I asked her what I could do to unlock the logjam. She said, “I’m very sorry but I cannot talk to you about your case.”
“Why not?” I asked.
“It isn't appropriate,” she replied. “I have 400 other cases to deal with. I can't single you out for special treatment.”
“I understand you’re overworked,” I said. “Perhaps I could say something to someone about that.”
“Don't you dare say anything to anyone,” she snapped. “I'm not overworked. I just shouldn't be talking to each patient who has a problem.”
She was very angry at this point, far angrier, I thought, than was called for by the occasion. There was no help for it. I plowed ahead.
“I have no choice,” I replied. “I'm calling you because you aren't returning the calls of the caregiver.”
“You'll just have to wait your turn,” she said.

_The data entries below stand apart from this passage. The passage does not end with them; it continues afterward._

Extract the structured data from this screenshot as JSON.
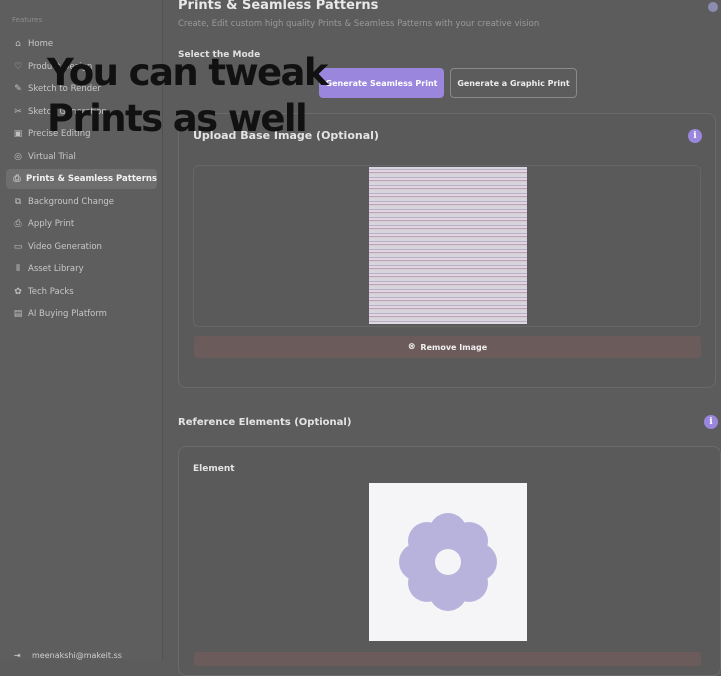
{
  "sidebar": {
    "heading": "Features",
    "items": [
      {
        "label": "Home",
        "icon": "⌂"
      },
      {
        "label": "Product Design",
        "icon": "♡"
      },
      {
        "label": "Sketch to Render",
        "icon": "✎"
      },
      {
        "label": "Sketch Generation",
        "icon": "✂"
      },
      {
        "label": "Precise Editing",
        "icon": "▣"
      },
      {
        "label": "Virtual Trial",
        "icon": "◎"
      },
      {
        "label": "Prints & Seamless Patterns",
        "icon": "⎙",
        "active": true
      },
      {
        "label": "Background Change",
        "icon": "⧉"
      },
      {
        "label": "Apply Print",
        "icon": "⎙"
      },
      {
        "label": "Video Generation",
        "icon": "▭"
      },
      {
        "label": "Asset Library",
        "icon": "⫴"
      },
      {
        "label": "Tech Packs",
        "icon": "✿"
      },
      {
        "label": "AI Buying Platform",
        "icon": "▤"
      }
    ],
    "user_email": "meenakshi@makeit.ss",
    "user_icon": "⇥"
  },
  "main": {
    "title": "Prints & Seamless Patterns",
    "subtitle": "Create, Edit custom high quality Prints & Seamless Patterns with your creative vision",
    "mode_label": "Select the Mode",
    "mode_buttons": {
      "seamless": "Generate Seamless Print",
      "graphic": "Generate a Graphic Print"
    },
    "upload": {
      "title": "Upload Base Image (Optional)",
      "info_icon": "i",
      "remove_label": "Remove Image",
      "remove_icon": "⊗"
    },
    "reference": {
      "title": "Reference Elements (Optional)",
      "info_icon": "i",
      "element_label": "Element"
    }
  },
  "overlay": {
    "line1": "You can tweak",
    "line2": "Prints as well"
  },
  "colors": {
    "accent": "#9a86dc",
    "flower": "#b7b3dc",
    "remove": "#6c5b5b"
  }
}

“I’m afraid I can't do that,” I explained, trying to sound as calm as possible. “At 5 o'clock you will get up out of your chair, walk to your car, drive home, make dinner and put yourself to bed. I can't do any of those things without help. That's why I need to talk to you now.”
There was a silence. She came back on the line.

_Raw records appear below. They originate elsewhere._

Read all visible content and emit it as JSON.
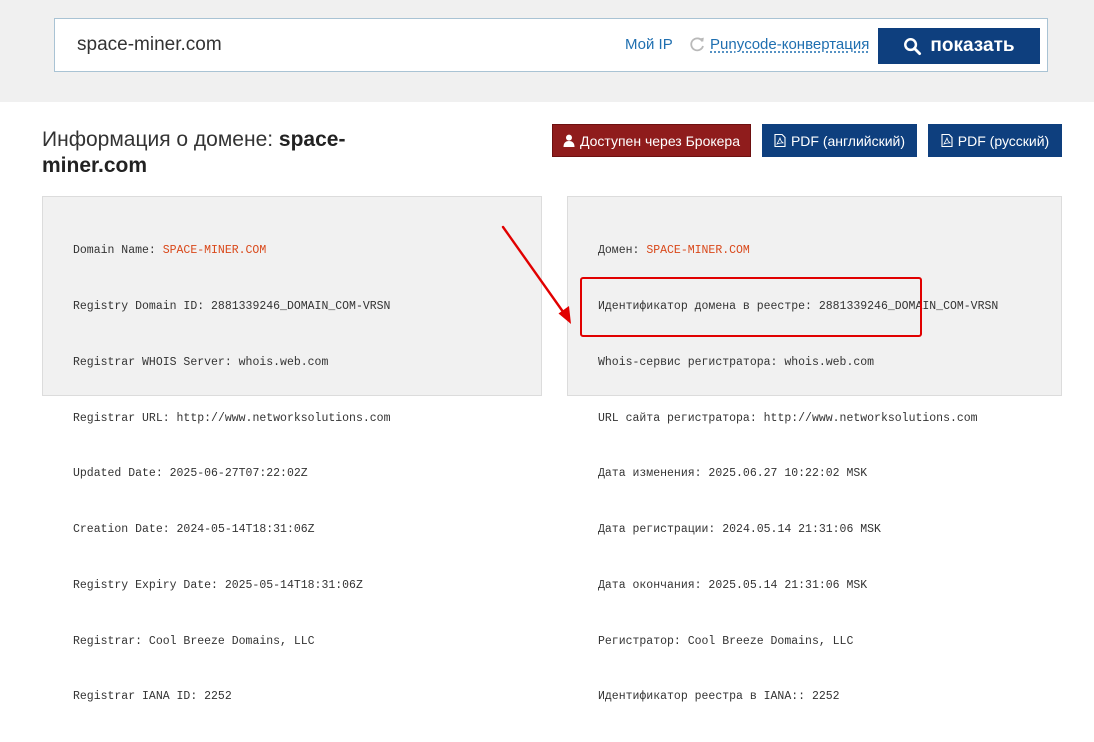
{
  "search": {
    "value": "space-miner.com",
    "my_ip_label": "Мой IP",
    "punycode_label": "Punycode-конвертация",
    "show_button_label": "показать"
  },
  "header": {
    "title_prefix": "Информация о домене: ",
    "title_domain": "space-miner.com"
  },
  "actions": {
    "broker_label": "Доступен через Брокера",
    "pdf_en_label": "PDF (английский)",
    "pdf_ru_label": "PDF (русский)"
  },
  "whois_en": [
    {
      "label": "Domain Name: ",
      "value": "SPACE-MINER.COM"
    },
    {
      "label": "Registry Domain ID: ",
      "value": "2881339246_DOMAIN_COM-VRSN"
    },
    {
      "label": "Registrar WHOIS Server: ",
      "value": "whois.web.com"
    },
    {
      "label": "Registrar URL: ",
      "value": "http://www.networksolutions.com"
    },
    {
      "label": "Updated Date: ",
      "value": "2025-06-27T07:22:02Z"
    },
    {
      "label": "Creation Date: ",
      "value": "2024-05-14T18:31:06Z"
    },
    {
      "label": "Registry Expiry Date: ",
      "value": "2025-05-14T18:31:06Z"
    },
    {
      "label": "Registrar: ",
      "value": "Cool Breeze Domains, LLC"
    },
    {
      "label": "Registrar IANA ID: ",
      "value": "2252"
    }
  ],
  "whois_ru": [
    {
      "label": "Домен: ",
      "value": "SPACE-MINER.COM"
    },
    {
      "label": "Идентификатор домена в реестре: ",
      "value": "2881339246_DOMAIN_COM-VRSN"
    },
    {
      "label": "Whois-сервис регистратора: ",
      "value": "whois.web.com"
    },
    {
      "label": "URL сайта регистратора: ",
      "value": "http://www.networksolutions.com"
    },
    {
      "label": "Дата изменения: ",
      "value": "2025.06.27 10:22:02 MSK"
    },
    {
      "label": "Дата регистрации: ",
      "value": "2024.05.14 21:31:06 MSK"
    },
    {
      "label": "Дата окончания: ",
      "value": "2025.05.14 21:31:06 MSK"
    },
    {
      "label": "Регистратор: ",
      "value": "Cool Breeze Domains, LLC"
    },
    {
      "label": "Идентификатор реестра в IANA:: ",
      "value": "2252"
    }
  ],
  "colors": {
    "link": "#1f6fb0",
    "primary_button": "#0e3f7e",
    "broker_button": "#8f1c1c",
    "domain_highlight": "#d9481a",
    "annotation_red": "#e10000"
  },
  "icons": {
    "refresh": "refresh-icon",
    "search": "search-icon",
    "user": "user-icon",
    "pdf": "pdf-file-icon"
  }
}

“I see what the problem is,” she said. “You don't have a primary care provider.”
“But I do,” I replied. “Her name is Dr. Jayawardena. She has been my primary care provider ever since I was admitted.”
“That's not what my records say,” she insisted. “I can't do anything about that.”
“Well,” I said. “What can I do to correct your records?”
“You'll have to call your doctor,” she said and hung up.
So, having made her faulty records my problem, she got up from her desk, walked to her car and drove herself home. In the end it was resolved, as, of course, it would be. But all that telephoning and all the stress that went with it would have been neutralized had she declared ownership of the problem. Quite the contrary, she made me own it.
I learned from these experiences that the quality of care the patient received at the VA hospital was directly proportional to the distance between the patient and the hands of the caregiver. Those people who could actually touch me, put a name to my face, take my temperature, give me my meds, stretch my limbs, teach me to walk again, they could not have been better when it came to caring for me. But as soon as I had to deal with someone who couldn’t pick me out of a lineup, the system could quite easily fall apart. Many people were extremely helpful over the telephone. But, at least in my case, two people who were crucial to keeping things going were not. They were huge roadblocks in a system where there is no ombudsperson.
I concluded something else about the VA bureaucracy, and perhaps this applies in every bureaucracy. Bureaucrats come in two flavors. They are either problem solvers or obstacle seekers. The former view problems as opportunities. The latter view them as reasons for doing nothing. In the case of my run-in, her reaction was not “I see what the problem is. Let me try to solve it.” It was “I see a problem. That's why I can't do anything. Next.”
It may be that obstacle seekers are not born but made. Four hundred open cases are a lot for one person to deal with. So obstacle seeking may well be a coping mechanism. By making her problem my problem she has one less problem to deal with. Whatever the explanation, obstacle seekers in key positions are a recipe for bureaucratic disaster. And, of course, getting under-functioning people out of key positions in the government is as hard as arm wrestling with a gorilla.